Protection of Natural Resources: Paredes Memorial Plenary (SfAA 2016)

This session was presented in honour of the work of J. Anthony Paredes and his contributions to Native Americans in the Southeastern United States. As a result of a generous contribution of an endowment by the Poarch Band of Creek Indians in Alabama, a community in which Tony worked for many years, this session will become an annual event at the Society for Applied Anthropology Meetings. The Paredes Memorial Committee has determined that Tony’s memory and the endowment would be best served by presentations by Native Americans and First Nations’ representatives drawn from the region where the meetings are held. In the first annual meeting, the focus was on cultural strategies for environmental protection.

In Vancouver the keynote address was presented by Grand Chief Edward John, LL.B.. Dr. Gwen Point (Sto:lo Nation) and Darrell Hillaire (Lummi Nation) followed with presentations on Sto:lo approaches to land and water protection (Point) and the use of film to convey Native American voices to preserve the earth (Hillaire). I was honoured to stand with these eminent Indigenous leaders and to share experiences from Gitxaała Nations efforts to halt the transportation of crude oil through our territorial waters.  My talk was an excerpt from a forthcoming chapter co-authored with Caroline Butler (Gitxaała Environmental Monitoring). The session was recorded by the SfAA Podcast Team and is to be posted.

What follows is my presentation script for the talk.  

On the Front Lines!: Gitxaała, Oil, and Our Authority

(Written by Caroline Butler and Charles Menzies. Presented by Charles Menzies.)

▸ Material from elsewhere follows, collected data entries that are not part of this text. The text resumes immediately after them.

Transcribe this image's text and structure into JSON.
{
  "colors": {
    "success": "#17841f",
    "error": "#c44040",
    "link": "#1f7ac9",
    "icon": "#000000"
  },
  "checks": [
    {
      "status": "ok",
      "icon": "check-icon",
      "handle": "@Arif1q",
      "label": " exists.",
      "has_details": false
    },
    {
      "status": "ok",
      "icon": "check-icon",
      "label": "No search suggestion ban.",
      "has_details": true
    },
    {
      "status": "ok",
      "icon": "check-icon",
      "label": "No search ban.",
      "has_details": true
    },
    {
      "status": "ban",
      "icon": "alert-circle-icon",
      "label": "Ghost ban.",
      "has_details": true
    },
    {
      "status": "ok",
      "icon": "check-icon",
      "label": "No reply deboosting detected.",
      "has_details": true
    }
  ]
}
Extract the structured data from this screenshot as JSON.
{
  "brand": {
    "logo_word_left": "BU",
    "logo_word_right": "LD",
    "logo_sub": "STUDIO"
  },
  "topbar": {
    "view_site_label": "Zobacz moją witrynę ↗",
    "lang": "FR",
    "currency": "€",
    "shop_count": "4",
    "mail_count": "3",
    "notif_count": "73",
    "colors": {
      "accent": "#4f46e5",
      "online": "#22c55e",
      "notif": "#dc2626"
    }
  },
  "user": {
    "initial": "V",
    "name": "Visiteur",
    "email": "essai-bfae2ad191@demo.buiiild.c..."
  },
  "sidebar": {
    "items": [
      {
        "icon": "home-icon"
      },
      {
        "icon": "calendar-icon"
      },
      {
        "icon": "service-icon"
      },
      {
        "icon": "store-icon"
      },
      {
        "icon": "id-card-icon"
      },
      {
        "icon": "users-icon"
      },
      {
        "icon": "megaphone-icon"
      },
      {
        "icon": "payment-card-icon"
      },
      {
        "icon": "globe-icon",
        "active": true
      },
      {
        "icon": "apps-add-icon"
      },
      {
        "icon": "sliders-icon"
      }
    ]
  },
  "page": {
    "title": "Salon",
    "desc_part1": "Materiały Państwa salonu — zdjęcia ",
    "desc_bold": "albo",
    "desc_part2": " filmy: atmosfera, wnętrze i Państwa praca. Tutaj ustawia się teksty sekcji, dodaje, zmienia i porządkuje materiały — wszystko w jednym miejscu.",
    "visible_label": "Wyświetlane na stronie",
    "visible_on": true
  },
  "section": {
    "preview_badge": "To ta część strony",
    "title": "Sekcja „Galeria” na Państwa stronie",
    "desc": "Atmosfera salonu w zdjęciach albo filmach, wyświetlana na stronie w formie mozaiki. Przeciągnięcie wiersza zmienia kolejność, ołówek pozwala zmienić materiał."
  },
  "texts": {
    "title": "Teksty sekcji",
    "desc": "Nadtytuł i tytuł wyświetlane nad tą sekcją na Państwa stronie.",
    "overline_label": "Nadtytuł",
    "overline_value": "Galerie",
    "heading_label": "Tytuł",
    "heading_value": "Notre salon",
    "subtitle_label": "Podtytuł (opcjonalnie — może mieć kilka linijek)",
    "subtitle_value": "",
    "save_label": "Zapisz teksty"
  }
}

Of all the contemporary development projects suggested for the North Coast, the Enbridge Northern Gateway proposal has been by far the most terrifying for Gitxaała. A massive twin pipeline would carry crude oil from the tar sands of Alberta to Kitimat, BC, and condensate back to the tar sands. From Kitimat, 220 supertankers per year would traverse through the marine territories of several coastal nations, including Gitxaała, en route to Asia. The catastrophic potential to Gitxaała society of a shipping accident resulting in an oil spill on the coast motivated the Hereditary Chiefs of Gitxaała to direct the elected band council to spare no expense in fighting the project. The Nation rejected all offers of share ownership and employment opportunities from the proponent, and to date has spent well over two million dollars engaging in research and legal action to block the project.

The project was reviewed by federal agencies through a procedure called a joint review panel (JRP). Three panelists were appointed by the Canada’s National Energy Board and they officiated over the receipt of written and oral testimony from First Nations and stakeholders. The JRP held hearings from Alberta (the source of the crude oil) to Coastal BC during 2011-2012. First Nations, environmental groups and other interested parties registered as interveners to directly participate in the process and to present evidence to the panel.

Gitxaała participated extensively in the consultative process. The Nation made the second largest number of submissions of all the interveners in the process. A great number of these were legal motions challenging the process itself; Gitxaała questioned the legal ability of the JRP to assess impacts to Aboriginal rights and title. Gitxaała requested the greatest length of oral testimony time of any intervener (7 full days) with over 30 Gitxaała citizens providing testimony. The Nation retained a number of experts who provided written reports submitted as evidence to the panel on topics such as the biophysical impacts of oil spills, cumulative effects, and Gitxaała governance. An expert on oil spill modeling provided a report illustrating the movement of oil through Gitxaała territory from spills of various sizes, at various locations, with varying tidal and wind action.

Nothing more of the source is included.